Berlomba “Cuci Tangan” di TNTN

Lembaga297 Dilihat

Oleh: Rahmad Panggabean
Ketua LSM Gerakan Anti Korupsi dan Penyelamatan Aset Negara (Gampang) Prov. Riau

Pekanbaru, Riau – Taman Nasional Tesso Nilo (TNTN) kembali menjadi sorotan. Tak hanya sebagai habitat satwa langka, kini kawasan ini juga menjadi tumpuan hidup ribuan manusia. Ironisnya, penegakan hukum baru terasa gaungnya setelah sebagian besar kawasan rusak dan berubah fungsi.

Pemerintah melalui Peraturan Presiden (Perpres) Nomor 5 Tahun 2025 tentang Penertiban Kawasan Hutan telah membentuk Satuan Tugas Penertiban Kawasan Hutan (Satgas PKH). TNTN di Kabupaten Pelalawan termasuk dalam wilayah prioritas. Namun, kita patut bertanya: mengapa baru sekarang ada tindakan tegas, padahal larangan pengalihfungsian kawasan hutan sudah sejak lama ada, baik dari pusat maupun daerah?

Kini, TNTN menyusut drastis dari 81.793 hektare menjadi hanya 12.361 hektare. Siapa yang bertanggung jawab? Ribuan masyarakat yang telah lama mendiami kawasan itu? Ataukah lembaga pemerintah yang seharusnya mengawasi dan mencegah perambahan?

Pernyataan pihak Balai TNTN yang menyebutkan bahwa mereka telah bekerja maksimal dan bahkan mengalami intimidasi dalam melaksanakan tugas, terasa tidak masuk akal. Bukankah mereka digaji negara untuk menjaga kawasan? Bila ada kekerasan terhadap petugas, tentu dapat dilaporkan kepada Aparat Penegak Hukum (APH). Tetapi yang terjadi justru pembiaran hingga kerusakan menjadi nyaris tak terkendali.

Tak hanya Balai TNTN, instansi lain pun seakan berlomba cuci tangan. Dinas Kependudukan dan Catatan Sipil Kabupaten Pelalawan mengklaim tak pernah mengeluarkan dokumen kependudukan bagi warga di kawasan tersebut. Namun faktanya, ribuan warga yang disebut “ilegal” itu ikut serta sebagai pemilih dalam Pemilu. Jika mereka ilegal, bagaimana mungkin masuk dalam Daftar Pemilih Tetap (DPT)? Bila ditelusuri, hasil Pemilu dari kawasan ini pun bisa dipersoalkan—bisa jadi mengubah komposisi jabatan publik yang ada saat ini.

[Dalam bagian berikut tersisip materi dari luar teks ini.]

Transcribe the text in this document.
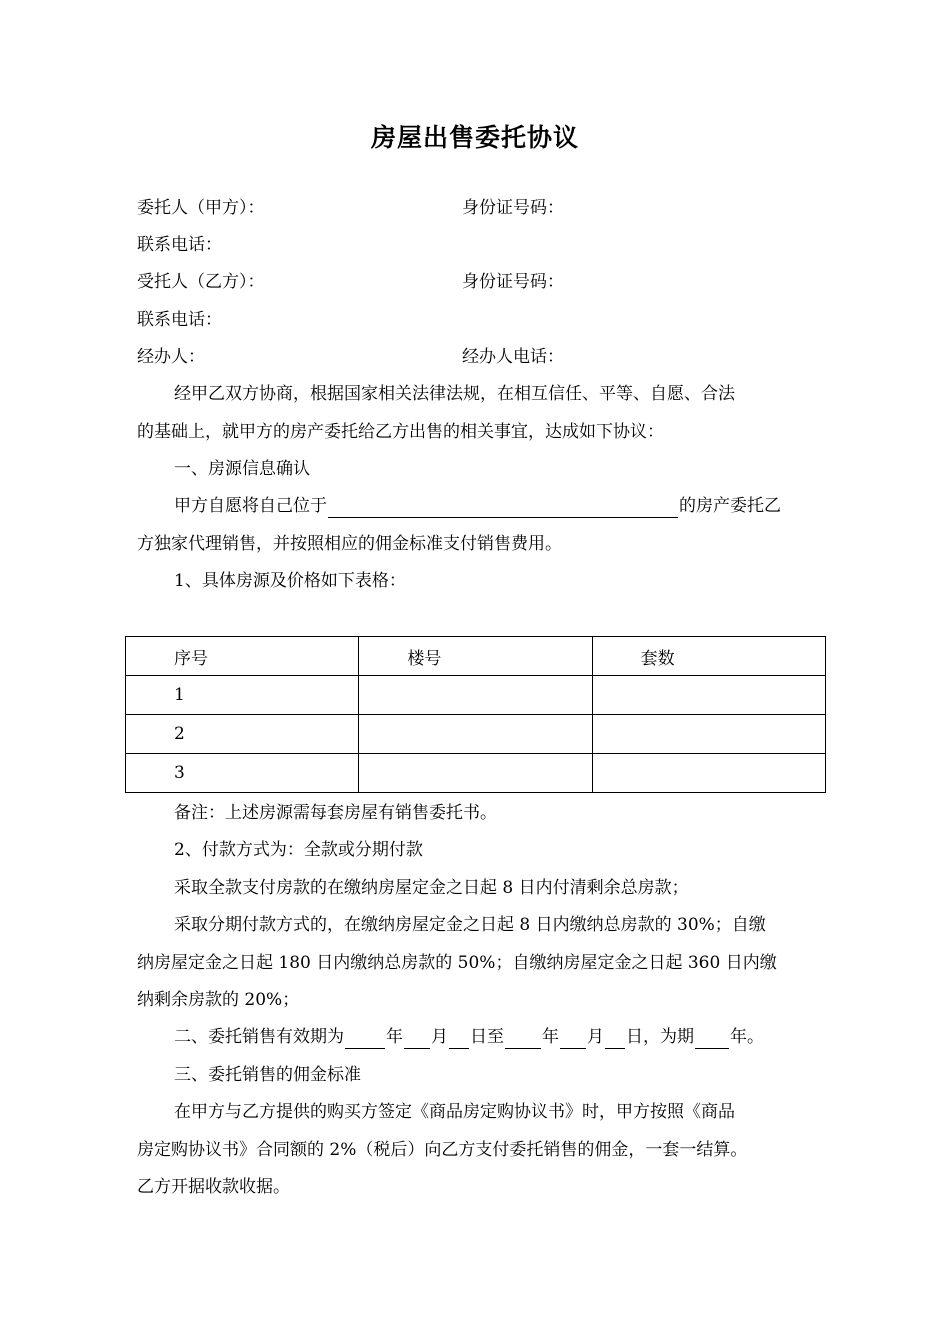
房屋出售委托协议
委托人（甲方）：	身份证号码：
联系电话：
受托人（乙方）：	身份证号码：
联系电话：
经办人：	经办人电话：
经甲乙双方协商，根据国家相关法律法规，在相互信任、平等、自愿、合法
的基础上，就甲方的房产委托给乙方出售的相关事宜，达成如下协议：
一、房源信息确认
甲方自愿将自己位于	的房产委托乙
方独家代理销售，并按照相应的佣金标准支付销售费用。
1、具体房源及价格如下表格：
序号	楼号	套数
1		
2		
3		
备注：上述房源需每套房屋有销售委托书。
2、付款方式为：全款或分期付款
采取全款支付房款的在缴纳房屋定金之日起 8 日内付清剩余总房款；
采取分期付款方式的，在缴纳房屋定金之日起 8 日内缴纳总房款的 30%；自缴
纳房屋定金之日起 180 日内缴纳总房款的 50%；自缴纳房屋定金之日起 360 日内缴
纳剩余房款的 20%；
二、委托销售有效期为 年 月 日至 年 月 日，为期 年。
三、委托销售的佣金标准
在甲方与乙方提供的购买方签定《商品房定购协议书》时，甲方按照《商品
房定购协议书》合同额的 2%（税后）向乙方支付委托销售的佣金，一套一结算。
乙方开据收款收据。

Begitu pula Dinas Pendidikan. Apakah juga akan menyangkal adanya sekolah negeri di kawasan TNTN? Kita tunggu saja manuver berikutnya.

Satgas PKH tidak bisa hanya fokus pada relokasi. Persoalan sosial, ekonomi, hingga psikologis ribuan warga harus diperhitungkan secara matang. Relokasi bukan sekadar memindahkan orang, tetapi menyangkut kelangsungan hidup mereka. Apalagi banyak dari mereka menggantungkan hidup dari kebun kelapa sawit yang sudah lama ada.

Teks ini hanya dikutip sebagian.